Two Common Types of Dentures
Dentures, also known as false teeth, can be made from a variety of compounds in full or partial plates that fit the upper or lower parts of the mouth. Removable plates are the most common and affordable option in terms of upfront costs, but they require careful cleaning and cannot be worn overnight. Future repairs or replacements can also increase the total cost associated with these types of dentures.
Dental implants are also common, but they are most costly in the beginning and may not be a viable option for everyone. Implants require certain conditions when it comes to the density and stability of any underlying bone tissue. While they may have an easier adjustment period once in place when compared to removable dentures, patients may still need to spend several months wearing removable dentures if they’re healing from the extractions necessary to prepare for implants.

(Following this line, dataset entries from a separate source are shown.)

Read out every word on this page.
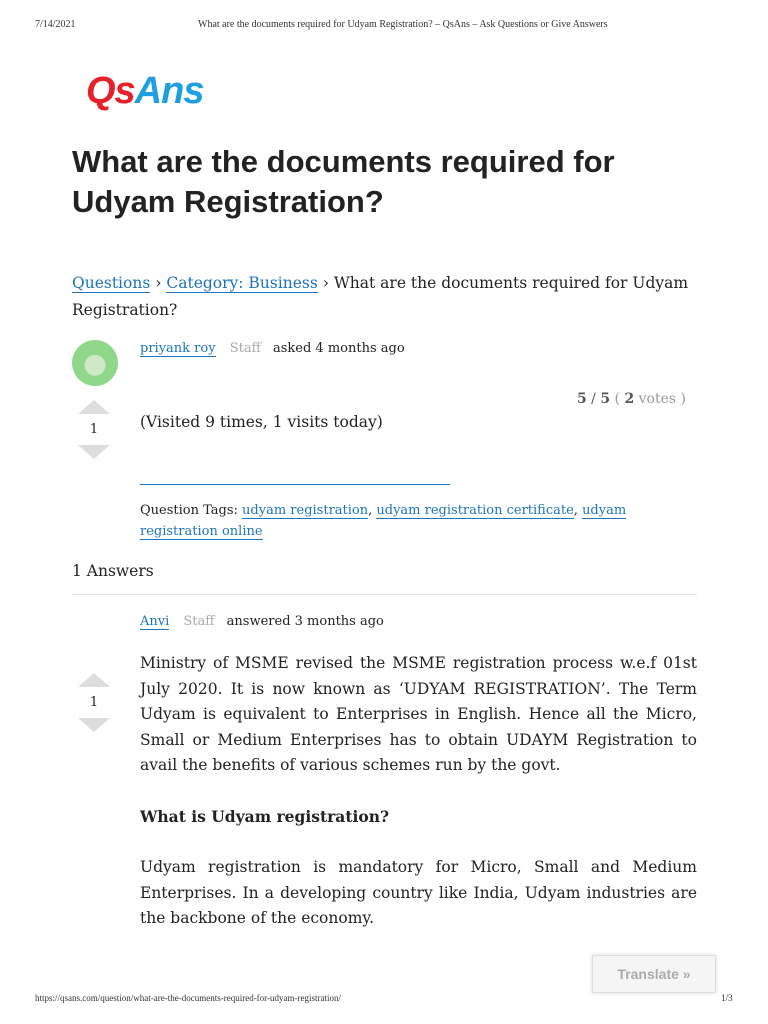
7/14/2021	What are the documents required for Udyam Registration? – QsAns – Ask Questions or Give Answers
QsAns
What are the documents required for Udyam Registration?
Questions › Category: Business › What are the documents required for Udyam Registration?
priyank roy Staff asked 4 months ago
1
5 / 5 ( 2 votes )
(Visited 9 times, 1 visits today)
Question Tags: udyam registration, udyam registration certificate, udyam registration online
1 Answers
Anvi Staff answered 3 months ago
1
Ministry of MSME revised the MSME registration process w.e.f 01st July 2020. It is now known as ‘UDYAM REGISTRATION’. The Term Udyam is equivalent to Enterprises in English. Hence all the Micro, Small or Medium Enterprises has to obtain UDAYM Registration to avail the benefits of various schemes run by the govt.
What is Udyam registration?
Udyam registration is mandatory for Micro, Small and Medium Enterprises. In a developing country like India, Udyam industries are the backbone of the economy.
Translate »
https://qsans.com/question/what-are-the-documents-required-for-udyam-registration/	1/3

Evaluating Your Need for Dentures
Illness, injury or existing health conditions may contribute to tooth decay or loss. If you’re experiencing recurring pain, brittle or broken teeth or other uncomfortable symptoms of poor oral health, then partial, full or implanted dentures may be able to bring you some relief.

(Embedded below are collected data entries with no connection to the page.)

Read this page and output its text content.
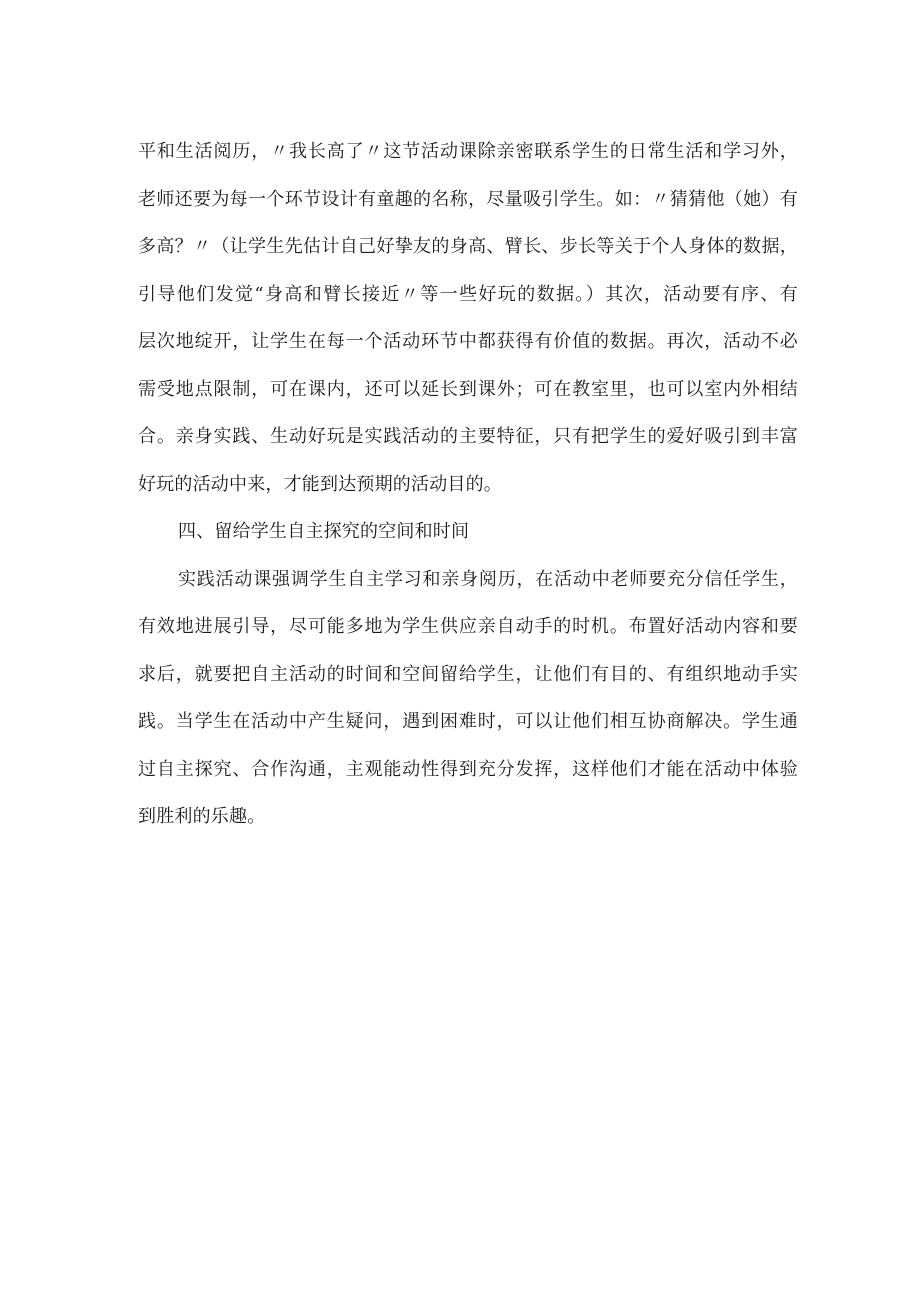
平和生活阅历，〃我长高了〃这节活动课除亲密联系学生的日常生活和学习外，
老师还要为每一个环节设计有童趣的名称，尽量吸引学生。如：〃猜猜他（她）有
多高？〃（让学生先估计自己好挚友的身高、臂长、步长等关于个人身体的数据，
引导他们发觉“身高和臂长接近〃等一些好玩的数据。）其次，活动要有序、有
层次地绽开，让学生在每一个活动环节中都获得有价值的数据。再次，活动不必
需受地点限制，可在课内，还可以延长到课外；可在教室里，也可以室内外相结
合。亲身实践、生动好玩是实践活动的主要特征，只有把学生的爱好吸引到丰富
好玩的活动中来，才能到达预期的活动目的。
四、留给学生自主探究的空间和时间
实践活动课强调学生自主学习和亲身阅历，在活动中老师要充分信任学生，
有效地进展引导，尽可能多地为学生供应亲自动手的时机。布置好活动内容和要
求后，就要把自主活动的时间和空间留给学生，让他们有目的、有组织地动手实
践。当学生在活动中产生疑问，遇到困难时，可以让他们相互协商解决。学生通
过自主探究、合作沟通，主观能动性得到充分发挥，这样他们才能在活动中体验
到胜利的乐趣。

Dentures can also serve an important role in preserving healthy teeth if you’re missing more than one or two teeth on either side of the upper or lower set. The pressure of your bite can make your remaining teeth shift and loosen, so partial dentures work to help keep them in place and prevent your bite from changing and creating more damage to other teeth.
Bleeding gums can be a sign of periodontal disease, which also contributes to tooth decay and loss. Talk to your oral health care provider about any issues you may have when biting, chewing or cleaning your teeth. They can help you determine if any teeth should be extracted, if you need full or partial dentures or if your bone tissue is strong enough for dental implants.
Coverage for Dental Services in Kentucky
In Kentucky, qualifying adults over the age of 21 may only be eligible to receive routine or emergency dental services through Medicaid. Dentures do not typically qualify under routine or emergency oral care. While Original Medicare does not cover dentures, either, recipients may be able to save on costs by signing up with a Medicare Advantage plan that provides extra dental benefits that Medicare and Medicaid do not provide.
Some Medicare Advantage plans may not be available for dual-eligibles, or insurers may only offer specialty plans that require recipients meet certain eligibility criteria. Premiums for Medicare Advantage plans are not covered by Medicare Savings Programs through Medicaid, but Original Medicare Part A or Part B premiums and related out-of-pocket expenses may be paid for by the recipient’s Medicaid-related benefits. Consider your options carefully and contact your state’s Department of Medicaid Services for specific details.